First, can anyone explain why this is happening? I have been searching for sometime and have fallen short.
Second, if there is not a way around this. Does anyone know of some tips to reduce my register usage aside from decreasing the block_size? I have seen some older threads on nvidia dev talk about this but they seem to be pretty dated.
Edit:
So thanks to Michael on this post, I found out that the GPU I have actually has 255 registers per thread. So, the registers are not the problem. However, that makes me unsure of where the issue is coming from though.
I thought it also beneficial to include that I am not using any specific compiler options. I tried -ptxas at one point but it did not change much.
I don't want to reduce the blocksize block size because the number of calculations that I can make prior to needing outside information is dependent on the blocksize's minimum dimension (x or y). The larger the blocksize, the more calculations possible.
Edit: So, to my understanding, I am still exceeding the total number of registers per SM which is cause for the issue. I need to reduce the registers used or the block size.
The compiler is going to try to optimize the number of register instructions automatically; if you've written code that ultimately isn't storing information anywhere outside of a thread, then those instructions simply shouldn't be generated. That's probably why you're seeing a large change in the number of registers when you uncomment the line that writes to shared memory.

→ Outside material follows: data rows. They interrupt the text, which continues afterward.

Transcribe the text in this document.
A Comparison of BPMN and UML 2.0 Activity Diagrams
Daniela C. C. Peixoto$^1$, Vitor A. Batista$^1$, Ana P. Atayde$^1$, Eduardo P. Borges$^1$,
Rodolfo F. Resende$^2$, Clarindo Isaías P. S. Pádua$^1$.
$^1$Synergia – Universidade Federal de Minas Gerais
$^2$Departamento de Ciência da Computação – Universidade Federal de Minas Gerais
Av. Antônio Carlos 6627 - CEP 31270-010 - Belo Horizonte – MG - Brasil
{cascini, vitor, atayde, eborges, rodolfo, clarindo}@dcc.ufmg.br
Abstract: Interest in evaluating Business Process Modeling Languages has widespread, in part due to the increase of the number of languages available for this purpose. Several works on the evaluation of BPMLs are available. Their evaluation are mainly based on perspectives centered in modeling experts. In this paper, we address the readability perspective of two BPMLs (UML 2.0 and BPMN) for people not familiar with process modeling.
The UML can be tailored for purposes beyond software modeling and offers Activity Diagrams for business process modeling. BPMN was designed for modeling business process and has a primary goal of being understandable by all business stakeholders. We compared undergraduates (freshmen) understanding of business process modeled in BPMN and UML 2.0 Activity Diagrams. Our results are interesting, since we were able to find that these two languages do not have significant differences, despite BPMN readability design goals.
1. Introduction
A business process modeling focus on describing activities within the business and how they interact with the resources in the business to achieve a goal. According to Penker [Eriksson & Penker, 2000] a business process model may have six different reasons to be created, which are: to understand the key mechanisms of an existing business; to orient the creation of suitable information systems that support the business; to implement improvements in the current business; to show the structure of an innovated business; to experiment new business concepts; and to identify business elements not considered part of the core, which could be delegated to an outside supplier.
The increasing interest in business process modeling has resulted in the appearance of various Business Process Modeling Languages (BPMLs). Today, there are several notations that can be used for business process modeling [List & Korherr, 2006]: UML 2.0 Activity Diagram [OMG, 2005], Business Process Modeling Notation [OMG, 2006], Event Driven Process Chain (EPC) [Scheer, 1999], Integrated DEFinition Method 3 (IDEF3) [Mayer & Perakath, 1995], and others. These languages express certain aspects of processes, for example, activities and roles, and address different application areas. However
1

However, according to https://developer.nvidia.com/cuda-gpus, the K40c is compute capability 3.5, and according to https://docs.nvidia.com/cuda/cuda-c-programming-guide/index.html#compute-capabilities, devices that are compute capability 3.5 can have up to 255 registers per thread, not 63. Thus, if you still only use 70 registers per thread then this probably isn't the issue. This is confirmed if you no longer get the error by reducing the block size; a reduction in block size reduces the number of threads in the block but shouldn't alter how many registers are used per thread, so it shouldn't fix your problem if you were actually running out of registers per thread.

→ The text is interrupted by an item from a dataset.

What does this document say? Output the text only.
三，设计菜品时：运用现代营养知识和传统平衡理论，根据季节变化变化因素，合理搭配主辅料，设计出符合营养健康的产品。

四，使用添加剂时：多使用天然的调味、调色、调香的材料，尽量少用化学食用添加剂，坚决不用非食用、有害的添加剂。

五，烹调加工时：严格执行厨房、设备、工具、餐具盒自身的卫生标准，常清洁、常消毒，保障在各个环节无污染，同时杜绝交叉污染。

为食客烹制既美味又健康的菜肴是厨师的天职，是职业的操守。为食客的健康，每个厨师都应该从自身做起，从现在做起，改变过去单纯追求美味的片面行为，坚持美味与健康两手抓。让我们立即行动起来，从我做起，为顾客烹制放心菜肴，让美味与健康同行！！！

Without further knowledge of your compiler options, the rest of your kernel, and how you're launching it, we can't easily ascertain what the resource problem is. There are also limits on the number of registers per block and the number of registers per multiprocessor; if reducing the block size fixes the problem then it's probable that you're exceeding these thresholds... and need to reduce the block size. It's unclear why you don't want to reduce your block size, but it seems like you're just running up against a hardware limitation.